MINNEAPOLIS A year ago, the Gophers began spring football practice to a very clear tune: This is Jerry Kill's team.
It was the beginning of the coach's second season in the Twin Cities. He'd recruited a class of players by that point, gotten that first 3-9 season and all the initial kinks of being new and turning a program around out of his system. And it was Jerry Kill's team, no question. Players knew what to expect, and coaches in turn, and there was a sense that things would get better.
They did. Minnesota won six games and made it to the Meineke Car Care Bowl, which resulted in a loss but a definite sense that the team was making a step toward the next level.
This season begins on a very different note, although it, too, is one of ownership: This is Philip Nelson's team.
Nelson, a sophomore next fall, assumed the team's quarterbacking duties against Wisconsin on Oct. 20, when he burned his redshirt. The freshman played in seven games, winning two, and he goes into the 2013 season as the starting quarterback. That's what Kill said at his introductory press conference on Monday, at least, and it's how Nelson will be listed on every depth chart and roster note.
The only catch: Philip Nelson isn't quite taking it for granted.
"In my mind, I wouldn't really say I'm the starting quarterback," Nelson said Tuesday on the team's first day of spring practice. "I would say that I still need to compete, just like everybody else. That's how Coach Kill makes it. Everybody needs to compete."
And Nelson is right. Kill and his staff have been known to demote players when others are outplaying them. They've never been a group known for a rigid hierarchy or irrational trust, not at their time at Northern Illinois or in their two seasons at Minnesota. The best player plays, and with a half of a season of a starter's duties under his belt Nelson knows it.
The 19-year-old is just talking a good game, one might say, but in the flesh, if it's a schtick, then it's damn believable. Sounding the consummate leader in one breath, talking about how he's mentoring Chris Streveler, a quarterback who left high school early to be with the team this spring just as he did a year ago, in the next Nelson is peppering his speech with "he and me and Mitch," over and over. He, of course, being Streveler, and Mitch being Mitch Leidner, the quarterback who redshirted all of last season and now sits comfortably on the depth chart behind Nelson. But it's he and me and Mitch, he and me and Mitch, as if they're a team in and of themselves, less a ranked trio than a cohesive unit.
Nelson knows exactly who is waiting, and perhaps that's why he seems two or three years older rather than just six months aged from the previous season.

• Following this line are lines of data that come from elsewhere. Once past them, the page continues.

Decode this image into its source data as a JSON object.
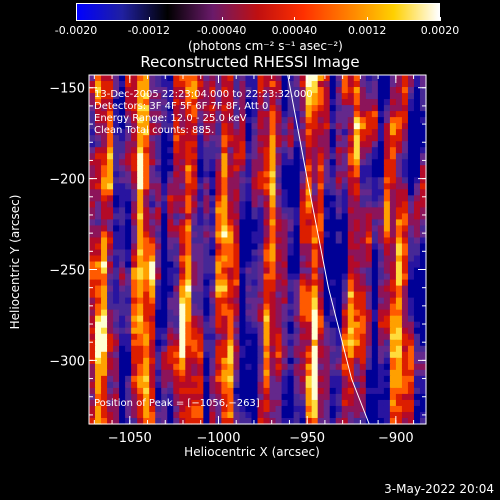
{
  "colorbar": {
    "ticks": [
      "-0.0020",
      "-0.0012",
      "-0.00040",
      "0.00040",
      "0.0012",
      "0.0020"
    ],
    "tick_values": [
      -0.002,
      -0.0012,
      -0.0004,
      0.0004,
      0.0012,
      0.002
    ],
    "units": "(photons cm⁻² s⁻¹ asec⁻²)",
    "colors": [
      "#0000ff",
      "#2020a0",
      "#000000",
      "#6a1a6a",
      "#c01010",
      "#ff3000",
      "#ff8000",
      "#ffd000",
      "#ffffff"
    ]
  },
  "chart_data": {
    "type": "heatmap",
    "title": "Reconstructed RHESSI Image",
    "xlabel": "Heliocentric X (arcsec)",
    "ylabel": "Heliocentric Y (arcsec)",
    "xlim": [
      -1073,
      -883
    ],
    "ylim": [
      -335,
      -143
    ],
    "xticks": [
      -1050,
      -1000,
      -950,
      -900
    ],
    "xtick_labels": [
      "−1050",
      "−1000",
      "−950",
      "−900"
    ],
    "yticks": [
      -150,
      -200,
      -250,
      -300
    ],
    "ytick_labels": [
      "−150",
      "−200",
      "−250",
      "−300"
    ],
    "limb_curve": [
      [
        -961,
        -143
      ],
      [
        -950,
        -200
      ],
      [
        -938,
        -260
      ],
      [
        -925,
        -310
      ],
      [
        -915,
        -335
      ]
    ],
    "peak": [
      -1056,
      -263
    ],
    "annotations": [
      "13-Dec-2005 22:23:04.000 to 22:23:32.000",
      "Detectors: 3F 4F 5F 6F 7F 8F, Att 0",
      "Energy Range: 12.0 - 25.0 keV",
      "Clean    Total counts: 885."
    ],
    "peak_label": "Position of Peak = [−1056,−263]",
    "grid": false
  },
  "footer": {
    "timestamp": "3-May-2022 20:04"
  }
}
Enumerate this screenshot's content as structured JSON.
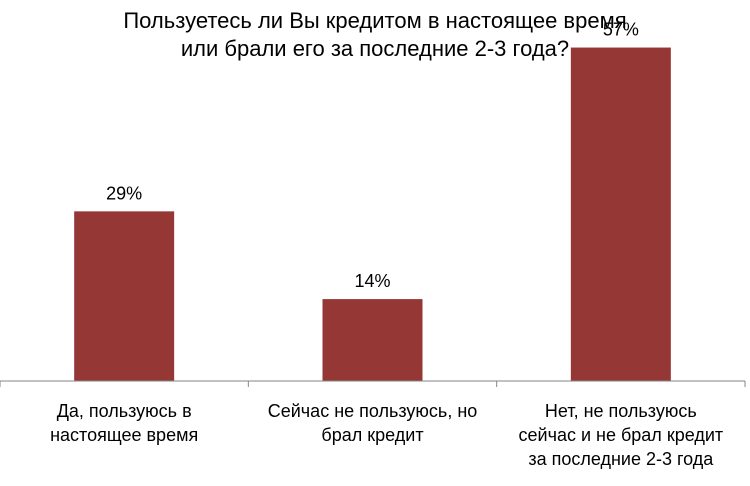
{
  "chart_data": {
    "type": "bar",
    "title": [
      "Пользуетесь ли Вы кредитом в настоящее время",
      "или брали его за последние 2-3 года?"
    ],
    "categories": [
      [
        "Да, пользуюсь в",
        "настоящее время"
      ],
      [
        "Сейчас не пользуюсь, но",
        "брал кредит"
      ],
      [
        "Нет, не пользуюсь",
        "сейчас и не брал кредит",
        "за последние  2-3 года"
      ]
    ],
    "values": [
      29,
      14,
      57
    ],
    "data_labels": [
      "29%",
      "14%",
      "57%"
    ],
    "ylim": [
      0,
      60
    ],
    "grid": false,
    "legend": "none",
    "bar_color": "#953735",
    "axis_color": "#868686"
  }
}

This winter, Nelson assumed a much larger leadership role in the team's individual workouts. He was constantly calling and texting his teammates, arranging when to meet and where, giving instructions to guys about what they'd need to do if they had to miss a session. Nelson is talking more, running back Donnell Kirkwood said, and getting more physical on the field, too.
"I like that in my quarterback," Kirkwood said. "He's confident."
And for a player who took the team's bowl-game loss against Texas Tech harder than most Nelson threw the interception that sealed the defeat in its final seconds that late-December setback has in recent months transformed from a flogging post to a learning experience. Nelson said that in that game, he felt he and his team formed their clear identity, which they now know going into this season. They're a physical team that can play-action pass, Nelson says: "That's where we are now. ... We have an official offensive identity, and we can do the things that we're good at."
That confidence is contagious, as is the notion that players need to take ownership of their team and their actions. When asked whether this was a better team than the one that took the field in Houston in December, Kirkwood paused.
"More disciplined, yeah," he said. "So I guess that makes us better. More knowledgeable."
Kirkwood, too, is ready to shoulder some extra leadership. The redshirt junior said he hasn't done enough in that department in the past, and when asked who might need to step up for the team this season, his own name was the first out of his mouth. In the past, he said, he was too focused on his fear of making mistakes at the expense of leading the team, but now he seems to be over it.
And so this is Kirkwood's team, a bit, and Nelson's too. But with the way these players are talking and working, you get a sense whose team it is in all of their minds. It's Jerry Kill's, more and more, with every season and win and recruit. It's the diminutive coach with the distinctive twang who's running this machine, and it's running better than ever, if his players are to be believed.
Talking to Kill after the practice, the subject of Nelson comes up, and of course the quarterback's words of just a few minutes earlier are relayed to his coach. He said he's not the starting quarterback, or that he doesn't see himself that way. What do you think, Coach? And Kill's smile widens.
"That's a great answer," he said. "I'm glad to hear he answered that way. Shows a little maturity on his part, so I'm proud of him for answering that way."
The coach is pleased. The mindset is there. And for a team as young and unproven as this one, those are two important steps. Now comes the hard part.